The Church of the Nazarene believes that Jesus’ teachings did not replace the Torah of Jewish tradition but exemplified it.
Jehovah’s Witnesses hold that shortly after the last Apostle perished, the Church became apostate and that only through the close, unbiased reading of the Bible can we understand God’s message. They even produced the New World Translation of the Bible because they felt existing translations were insufficient for the task. Jehovah Witnesses also believe in neutrality in politics, abstinence from military service and a rejection of Trinitarian Christianity.
The Religious Society of Friends known as Quakers can be considered a restorationist group as well, although they are a product of the Anabaptist movement, which was a radical manifestation of the Reformation in the 16th and 17th centuries. Quakers believe in “feeling” God and reject a hierarchal church structure. They are a pacifist church.
Protestant, Catholic, and Orthodox Christians have labeled these groups as heretics.
In Davis, sometimes residents and students can find Jehovah’s Witnesses walking house to house evangelizing, and Mormons (members of the Church of Latter-Day Saints) doing similar work. The Church of Jesus Christ of Latter-Day Saints can be found on Elmwood Drive. They also run an institute of religion close to campus. The Seventh Day Adventists utilize the Pole Line Road Baptist Church on Saturdays for their worship services. The Davis Friend’s Meeting house can be found on L Street.
Simply stated, these Christian groups lack any regional or national organized structure. The terms “Evangelical” (which is not to be confused with Evangelist), “Fundamental”, “Charismatic” and, “Pentecostal” all refer to groups within this Non-Denominational classification. Non-Denominational Churches are derived from Protestant Churches and many individual churches vary in their styles of worship according to their influences. As a result, people have often grouped these churches within the realm of Protestantism, but this is misnomer. These Churches have a wide amount of autonomy and while individual churches may collectively affiliate with one another, they don’t exert the same control established denominations have on their congregations. Thus they are different from Protestant groups that have a national structure and a tradition of sorts. Pentecostal Churches are the largest movement within this tent of Christianity, focusing on the gifts of the Holy Spirit: prophesying, speaking in tongues, exorcisms, and healing. Non-Denominational Churches are the fastest growing group of Christians in the United States. Proposed theories have been a general disaffection with the authority of hierarchy, a return to the fundamentals and general conservatism which is in direct contrast to the liberalizing of many Protestant Denominations.
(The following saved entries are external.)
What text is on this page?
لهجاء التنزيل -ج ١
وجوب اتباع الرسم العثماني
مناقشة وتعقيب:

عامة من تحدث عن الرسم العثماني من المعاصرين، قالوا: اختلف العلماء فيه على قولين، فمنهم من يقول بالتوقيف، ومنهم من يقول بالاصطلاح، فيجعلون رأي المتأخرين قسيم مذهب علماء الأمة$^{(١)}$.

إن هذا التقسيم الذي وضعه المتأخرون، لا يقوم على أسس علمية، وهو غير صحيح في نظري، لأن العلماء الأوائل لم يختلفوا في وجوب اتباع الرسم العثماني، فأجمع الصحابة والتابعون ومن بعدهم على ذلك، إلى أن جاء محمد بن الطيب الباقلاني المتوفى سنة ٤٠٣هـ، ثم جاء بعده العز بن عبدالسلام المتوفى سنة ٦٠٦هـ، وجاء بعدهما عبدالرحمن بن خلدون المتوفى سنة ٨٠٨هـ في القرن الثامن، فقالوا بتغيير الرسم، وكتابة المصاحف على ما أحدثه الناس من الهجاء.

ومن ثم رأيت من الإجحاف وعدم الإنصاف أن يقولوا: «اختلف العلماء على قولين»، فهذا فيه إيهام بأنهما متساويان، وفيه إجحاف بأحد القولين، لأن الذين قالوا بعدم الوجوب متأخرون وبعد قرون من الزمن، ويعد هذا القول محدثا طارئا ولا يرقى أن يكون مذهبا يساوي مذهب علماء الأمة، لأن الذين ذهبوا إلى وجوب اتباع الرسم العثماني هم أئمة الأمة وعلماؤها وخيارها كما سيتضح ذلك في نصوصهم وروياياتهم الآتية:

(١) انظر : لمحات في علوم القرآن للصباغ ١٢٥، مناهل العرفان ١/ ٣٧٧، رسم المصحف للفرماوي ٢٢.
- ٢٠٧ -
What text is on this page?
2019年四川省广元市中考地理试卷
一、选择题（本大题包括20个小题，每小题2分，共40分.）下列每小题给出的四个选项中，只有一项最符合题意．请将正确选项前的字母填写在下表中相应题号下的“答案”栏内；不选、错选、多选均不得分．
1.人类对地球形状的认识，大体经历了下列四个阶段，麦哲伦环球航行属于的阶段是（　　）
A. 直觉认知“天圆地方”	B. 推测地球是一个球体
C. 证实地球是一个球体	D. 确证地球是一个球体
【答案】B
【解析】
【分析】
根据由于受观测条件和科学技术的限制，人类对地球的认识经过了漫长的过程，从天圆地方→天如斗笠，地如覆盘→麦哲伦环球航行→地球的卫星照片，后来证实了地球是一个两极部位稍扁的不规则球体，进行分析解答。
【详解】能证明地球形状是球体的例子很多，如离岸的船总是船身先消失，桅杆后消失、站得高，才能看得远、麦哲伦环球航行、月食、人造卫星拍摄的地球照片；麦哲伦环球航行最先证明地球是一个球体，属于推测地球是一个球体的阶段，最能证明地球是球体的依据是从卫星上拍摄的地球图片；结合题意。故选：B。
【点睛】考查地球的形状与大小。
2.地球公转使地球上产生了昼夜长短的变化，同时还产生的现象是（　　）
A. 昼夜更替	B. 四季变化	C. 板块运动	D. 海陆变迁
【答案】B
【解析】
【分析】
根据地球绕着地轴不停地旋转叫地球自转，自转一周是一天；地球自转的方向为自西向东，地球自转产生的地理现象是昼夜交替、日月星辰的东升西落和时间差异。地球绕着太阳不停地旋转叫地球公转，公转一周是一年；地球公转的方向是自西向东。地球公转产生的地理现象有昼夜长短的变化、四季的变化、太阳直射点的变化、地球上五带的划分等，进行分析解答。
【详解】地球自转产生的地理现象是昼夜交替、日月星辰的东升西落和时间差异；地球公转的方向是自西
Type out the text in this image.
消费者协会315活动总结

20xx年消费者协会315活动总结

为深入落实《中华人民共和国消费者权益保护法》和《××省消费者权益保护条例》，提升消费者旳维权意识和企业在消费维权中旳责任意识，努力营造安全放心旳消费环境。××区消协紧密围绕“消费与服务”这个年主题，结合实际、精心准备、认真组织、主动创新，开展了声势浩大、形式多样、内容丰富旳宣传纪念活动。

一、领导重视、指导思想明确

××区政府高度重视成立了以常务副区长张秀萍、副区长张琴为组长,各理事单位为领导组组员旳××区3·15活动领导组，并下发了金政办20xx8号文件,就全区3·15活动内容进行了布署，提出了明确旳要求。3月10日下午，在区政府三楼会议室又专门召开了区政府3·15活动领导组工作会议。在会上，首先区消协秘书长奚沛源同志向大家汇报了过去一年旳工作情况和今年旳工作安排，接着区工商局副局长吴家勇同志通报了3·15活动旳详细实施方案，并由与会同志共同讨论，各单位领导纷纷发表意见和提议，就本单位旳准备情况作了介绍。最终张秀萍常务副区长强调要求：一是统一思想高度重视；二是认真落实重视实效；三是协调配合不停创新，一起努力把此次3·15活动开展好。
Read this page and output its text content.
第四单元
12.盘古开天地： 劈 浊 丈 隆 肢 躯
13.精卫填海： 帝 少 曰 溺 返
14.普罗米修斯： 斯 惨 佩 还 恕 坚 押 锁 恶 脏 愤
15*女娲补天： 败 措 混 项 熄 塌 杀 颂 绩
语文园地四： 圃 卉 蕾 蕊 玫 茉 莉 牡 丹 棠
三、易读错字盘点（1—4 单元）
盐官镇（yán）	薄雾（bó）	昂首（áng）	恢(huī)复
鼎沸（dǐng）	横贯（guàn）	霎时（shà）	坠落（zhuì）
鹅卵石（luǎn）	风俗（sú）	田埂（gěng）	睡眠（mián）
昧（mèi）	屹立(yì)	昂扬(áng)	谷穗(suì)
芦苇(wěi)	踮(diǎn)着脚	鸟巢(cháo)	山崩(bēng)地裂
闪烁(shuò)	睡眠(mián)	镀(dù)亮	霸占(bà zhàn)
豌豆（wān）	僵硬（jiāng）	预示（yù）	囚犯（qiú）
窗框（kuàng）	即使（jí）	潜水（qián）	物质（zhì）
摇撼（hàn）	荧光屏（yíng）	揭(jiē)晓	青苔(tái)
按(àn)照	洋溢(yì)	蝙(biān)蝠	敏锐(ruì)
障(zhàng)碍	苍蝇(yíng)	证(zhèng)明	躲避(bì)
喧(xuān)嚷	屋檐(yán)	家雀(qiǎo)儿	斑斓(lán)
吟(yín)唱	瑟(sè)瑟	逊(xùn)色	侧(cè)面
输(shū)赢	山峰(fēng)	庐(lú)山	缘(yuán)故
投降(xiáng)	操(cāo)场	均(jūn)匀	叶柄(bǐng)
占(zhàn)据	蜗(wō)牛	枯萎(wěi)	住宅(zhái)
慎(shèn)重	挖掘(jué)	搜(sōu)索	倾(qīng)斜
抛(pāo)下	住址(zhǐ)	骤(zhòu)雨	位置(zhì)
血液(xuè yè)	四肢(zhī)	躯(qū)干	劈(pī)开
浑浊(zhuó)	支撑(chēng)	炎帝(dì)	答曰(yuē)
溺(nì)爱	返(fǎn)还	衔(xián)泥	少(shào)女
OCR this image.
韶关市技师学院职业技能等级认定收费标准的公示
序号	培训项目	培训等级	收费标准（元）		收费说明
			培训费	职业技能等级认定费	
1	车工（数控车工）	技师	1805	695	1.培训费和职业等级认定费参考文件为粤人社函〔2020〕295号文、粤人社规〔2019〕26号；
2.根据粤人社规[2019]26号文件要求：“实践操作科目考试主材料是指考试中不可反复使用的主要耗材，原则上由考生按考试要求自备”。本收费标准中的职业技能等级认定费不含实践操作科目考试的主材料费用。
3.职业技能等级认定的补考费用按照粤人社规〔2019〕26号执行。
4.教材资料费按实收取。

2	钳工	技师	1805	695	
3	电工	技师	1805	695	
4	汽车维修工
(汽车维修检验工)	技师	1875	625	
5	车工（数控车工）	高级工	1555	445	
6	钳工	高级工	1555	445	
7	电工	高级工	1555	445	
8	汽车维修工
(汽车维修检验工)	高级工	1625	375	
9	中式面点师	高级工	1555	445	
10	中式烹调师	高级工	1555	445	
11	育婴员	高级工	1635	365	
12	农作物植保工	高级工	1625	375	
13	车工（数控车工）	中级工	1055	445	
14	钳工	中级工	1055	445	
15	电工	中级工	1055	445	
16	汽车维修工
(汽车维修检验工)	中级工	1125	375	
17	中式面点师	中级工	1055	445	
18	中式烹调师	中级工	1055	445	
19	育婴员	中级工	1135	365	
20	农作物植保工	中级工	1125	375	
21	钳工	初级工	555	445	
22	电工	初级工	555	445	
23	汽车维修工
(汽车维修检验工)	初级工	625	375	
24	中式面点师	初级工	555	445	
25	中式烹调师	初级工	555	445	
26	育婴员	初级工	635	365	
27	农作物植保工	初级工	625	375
There are many Non-Denominational Christians in Davis, perhaps more then the other groups put together. Some examples of these churches include The Davis Christian Assembly, Davis Korean Church, Calvary Chapel Davis, and Discovery Christian Church.
Campus Crusade for Christ, Intervarsity Christian Fellowship, Davis Christian Fellowship and Mustard Seed Ministry are some famous examples of Non-Denominational groups on camps. Intervarsity and Campus Crusade are by far the two largest groups.